Durante a cerimônia de assinatura, que reuniu lideranças indígenas, professores e representantes públicos, foi destacado que a lei vai garantir ensino bilíngue (língua materna indígena + português), valorização dos saberes tradicionais, inclusão curricular dessas culturas, concurso público específico para professores indígenas, e criação de um Conselho Estadual de Educação Escolar Indígena.

A secretária dos Povos Indígenas, Puyr Tembé, primeira indígena a ocupar o cargo, afirmou que a lei é fruto de batalhas antigas, resistência e diálogo: “Este é um momento de muita emoção e responsabilidade.

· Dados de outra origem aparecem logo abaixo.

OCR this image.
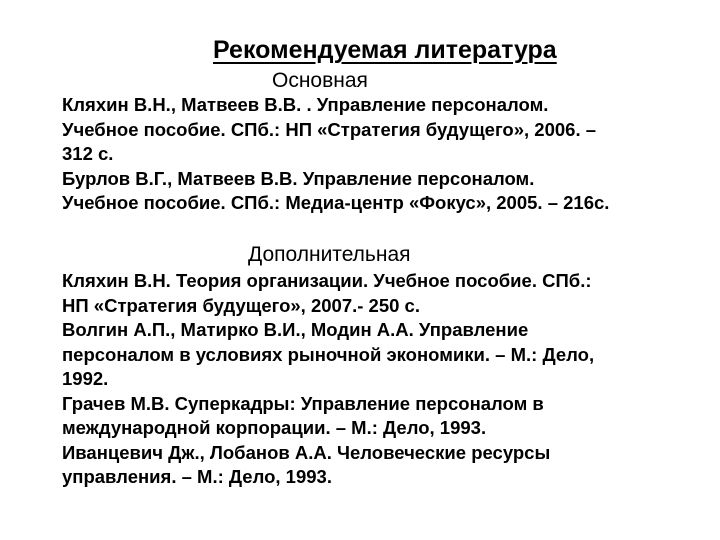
Рекомендуемая литература
Основная
Кляхин В.Н., Матвеев В.В. . Управление персоналом.
Учебное пособие. СПб.: НП «Стратегия будущего», 2006. –
312 с.
Бурлов В.Г., Матвеев В.В. Управление персоналом.
Учебное пособие. СПб.: Медиа-центр «Фокус», 2005. – 216с.
Дополнительная
Кляхин В.Н. Теория организации. Учебное пособие. СПб.:
НП «Стратегия будущего», 2007.- 250 с.
Волгин А.П., Матирко В.И., Модин А.А. Управление
персоналом в условиях рыночной экономики. – М.: Дело,
1992.
Грачев М.В. Суперкадры: Управление персоналом в
международной корпорации. – М.: Дело, 1993.
Иванцевич Дж., Лобанов А.А. Человеческие ресурсы
управления. – М.: Дело, 1993.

Celebramos um avanço que é resultado da persistência e da resistência de nossos povos. A educação escolar indígena passa a reconhecer e valorizar nossas línguas, nossas culturas e nossos saberes ancestrais…”
O projeto terá também atuação interinstitucional: foi elaborado por um Grupo de Trabalho formado por Sepi, Procuradoria-Geral do Estado (PGE), Secretaria de Estado da Educação (Seduc), Universidade do Estado do Pará (UEPA) e Federação dos Povos Indígenas do Pará (Fepipa). Também houve consultas livres, prévias e informadas em todas as oito etnorregiões do Pará para garantir que diferentes povos fossem ouvidos.

O governador Helder Barbalho comentou que a política representa “melhoria da qualidade da educação indígena no território paraense” e uma chance de garantir que crianças indígenas aprendam suas línguas maternas, conheçam sua história e ao mesmo tempo acessem conteúdos essenciais em português.
O próximo passo é a tramitação na Alepa, onde o PL será analisado e votado. Se aprovado, deverá tornar-se uma lei que vai regulamentar direitos até hoje ainda não formalizados para muitos povos indígenas no Pará. A expectativa é que a nova política promova mais equidade, cultura e identidade nos ambientes escolares indígenas.